|Honorary Colonel Pamela Wallin's investiture address|
Senator Pamela Wallin Delivers a Speech on the Occasion of her Investiture as the First Honourary Colonel to Serve the Air Force as a Whole, at the RCAF Officers' Mess in Ottawa on Monday, November 16, 2009
Click here for audio of Senator Wallin's HCol investititure speech.
Pamela Wallin: It's a special honour to serve as an Honourary Colonel to Canada's Air Force because I join a respected and dedicated group of Canadians already in that role. And I promise to do my best to further the bond between Canadians and those who defend them. As Mr. Vaughan mentioned, I've just returned from Afghanistan with Minister MacKay and Minister Tony Clement. We attended November 11th ceremonies there with the family members of seven of our fallen soldiers. We travelled throughout Afghanistan to Kandahar, to four Forward Operating Bases, up to the Dalla Dam, and we did it all in Canadian Chinook piloted by Canadians with air cover from Canadians in the Griffon, and walking out our last morning onto the airfield , it did my heart good. It was a moment of great pride that we are now seeing our troops properly equipped and able to do their work.

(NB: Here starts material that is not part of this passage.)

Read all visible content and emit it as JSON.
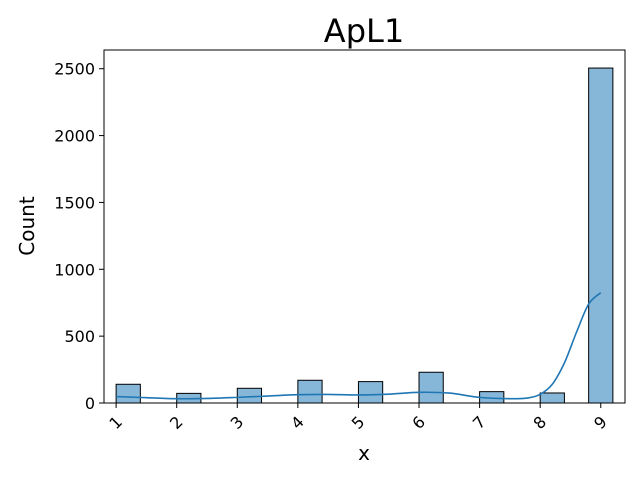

It was one of the recommendations of the independent panel that I was part of that concerned our Air Force particularly, and the need for secure medium-lift helicopter capability and high performance, unmanned aerial vehicles. Now, thanks to all of the hard work of the Air Force, this is all a reality. You are saving lives, and you are directly affecting combat operations. And believe me, it's working. Sometimes you feel a little guilty as a Senator or a VIP when you travel into theatre and you use the precious air assets -- and ground -- to move around. But our pilots on the day that we were moving between the FOBs were on triple duty that day, moving other Canadian soldiers and supplies, moving the so-called VIPs, but also spotting IED activity, calling in support, and blowing up some newly planted devices, saving some Canadian lives.
Our mission in Afghanistan has matured, and we are at the very heart of the allied effort. We are considered and acknowledged by our allies, including General McChrystal, who we had a chance to meet with, to be the brains of the operation. And they're all looking to put a little bit more Canada in their efforts. I remain convinced that we are in the right place for the right reasons. We chose to be there. Just as our allies had, we responded to the attacks of 9/11 that killed our citizens, and we joined the American-led operation Enduring Freedom. But because we continue to be threatened both here and there, as others try not only to kill us but to undermine what we believe in and what we stand for, we chose to stay in a very significant way. We sought out that Kandahar assignment for NATO in 2005, sending 2500 of our young men and women into the toughest part of a very tough neighbourhood.
And in Afghanistan there is no doubt of the monumental humanitarian need nor of the security imperative. As we said in our report in the independent panel, our presence in Afghanistan is fully justified, whether considered from the point of view of international law, humanitarian need, or Canadian or global interest in security. If we are not willing to lend our military resources when asked to do so by the United Nations in a mission coordinated by NATO in a country whose democratically elected government wants us and whose citizens desperately need us, then we wonder where and when we would do so. Calls for retreat fail to understand just how successful we are being. What we need is resolve to finish the task.
Success is possible for the Afghans and for us because success is stability and a sense of hope, and we are getting there. That is our exit strategy. As one observer once noted, if you can't offer people a vision of what a government should do, then you won't be able to persuade them about the things it shouldn't do. This is precisely what our civilian and... and military volunteers are doing. It is powerful, and it is the right thing to do, and it is changing minds and hearts.
It all puts me in mind of the words of Theodore Roosevelt in a speech given at Paris in the Sorbonne in 1910, and this always rings true. And... and having just in mere hours come back from Afghanistan and the dust and the dirt that you all know is there, it reminded me of this. "It is not the critics who count, not the man who points out how the strong man stumbled or where the doer of deeds could have done better. The credit belongs to the man who was actually in the arena, whose face is marred by dust and sweat and blood, who strives valiantly, who errs and comes up short again and again, but who spends himself for a worthy cause, who at best knows the triumph of high achievement and who, at the worst, if he fails, at least he fails while bearing(?) greatly so that his place shall never be with those cold or timid souls who know neither victory nor defeat." Canada, I believe, has chosen to shed its status as a spectator nation. This mission is a worthy cause, and our troops are anything but timid souls.